Austrian Defense
- Moves: 1.d4 d5 2.c4 c5
- ECO: D06
- Origin: 1604, Alessandro Salvio
- Named after: Austria
- Parent: Queen's Gambit
- Synonym: Symmetrical Defense

= Austrian Defense =

The Austrian Defense is a chess opening that begins with the moves:
1. d4 d5
2. c4 c5

The Austrian Defense is an uncommon variation of the Queen's Gambit, and is also referred to as the Symmetrical Defense to the Queen's Gambit. Black poses the question of whether equalizing is possible by simply copying White's moves. Most opening theoreticians believe that White should gain the advantage and at best Black is playing for a draw.

The opening was first described in print by Alessandro Salvio in 1604. The name arose because it was studied by Austrian chess players including Hans Haberditz (c. 1901–57), Hans Müller (1896–1971), and GM Ernst Grünfeld.

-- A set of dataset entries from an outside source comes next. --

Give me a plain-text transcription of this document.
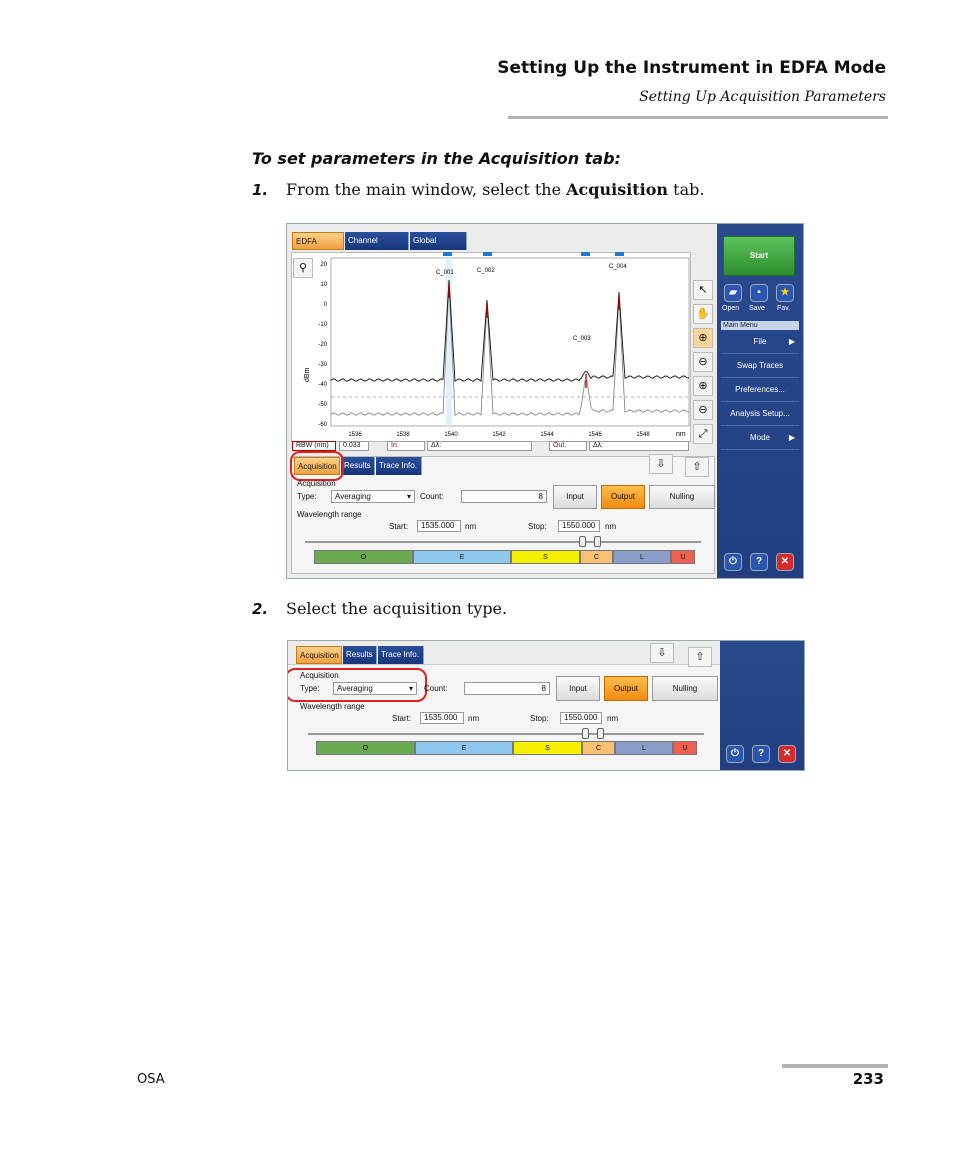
Setting Up the Instrument in EDFA Mode
Setting Up Acquisition Parameters
To set parameters in the Acquisition tab:
1. From the main window, select the Acquisition tab.
EDFA	Channel	Global
⚲	20
10
0
-10
-20
-30
-40
-50
-60
1536	1538	1540	1542	1544	1546	1548
C_001	C_002
C_003
C_004
dBm
nm
RBW (nm)	0.033	In.	Δλ:	Out.	Δλ:
↖
✋
⊕
⊖
⊕
⊖
⤢
Start
▰	▪	★
Open Save Fav.
Main Menu
File	▶
Swap Traces
Preferences...
Analysis Setup...
Mode ▶
⏻	?	✕
Acquisition Results	Trace Info.	⇩	⇧
Acquisition
Type:	Averaging	▾ Count:	8	Input	Output	Nulling
Wavelength range
Start:	1535.000	nm	Stop:	1550.000	nm
O	E	S	C	L	U
2. Select the acquisition type.
Acquisition Results	Trace Info.	⇩	⇧
Acquisition
Type:	Averaging	▾ Count:	8	Input	Output	Nulling
Wavelength range
Start:	1535.000	nm	Stop:	1550.000	nm
O	E	S	C	L	U	⏻	?	✕
OSA	233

Grandmaster Hikaru Nakamura employed the unusual opening a few times in 2023 and 2024. With the opening, he drew former world champion Magnus Carlsen in the Champions Chess Tour 2023 finals and beat reigning world champion Ding Liren in Norway Chess 2024. He employed a similar opening in the Candidates Tournament 2024, beating R Praggnanandhaa with the black pieces in a game beginning with 1.d4 d5 2.Nf3 Nf6 3.c4 c5. Nakamura defeated Luca Moroni and drew against Bogdan-Daniel Deac with the opening in the 2024 World Rapid Chess Championship.

==3.cxd5==
White often replies 3.cxd5, but other moves are playable and may lead to transpositions into more well-known variations such as the Queen's Gambit Accepted and the Tarrasch Defense. After 3.cxd5, it is not advisable for Black to play 3...Qxd5, because either 4.Nf3 cxd4 5.Nc3 Qa5 6.Nxd4 or 5...Qd8 6.Qxd4 Qxd4 7.Nxd4 give White a big lead in development. Instead, Black should play 3...Nf6 intending to recapture on d5 with the knight. White should be able to maintain the advantage with either 4.Nf3 or 4.e4. Possible continuations are 4.Nf3 cxd4 5.Nxd4 Nxd5 6.e4 Nc7 or 4.e4 Nxe4 5.dxc5 Nxc5 6.Nc3 e6.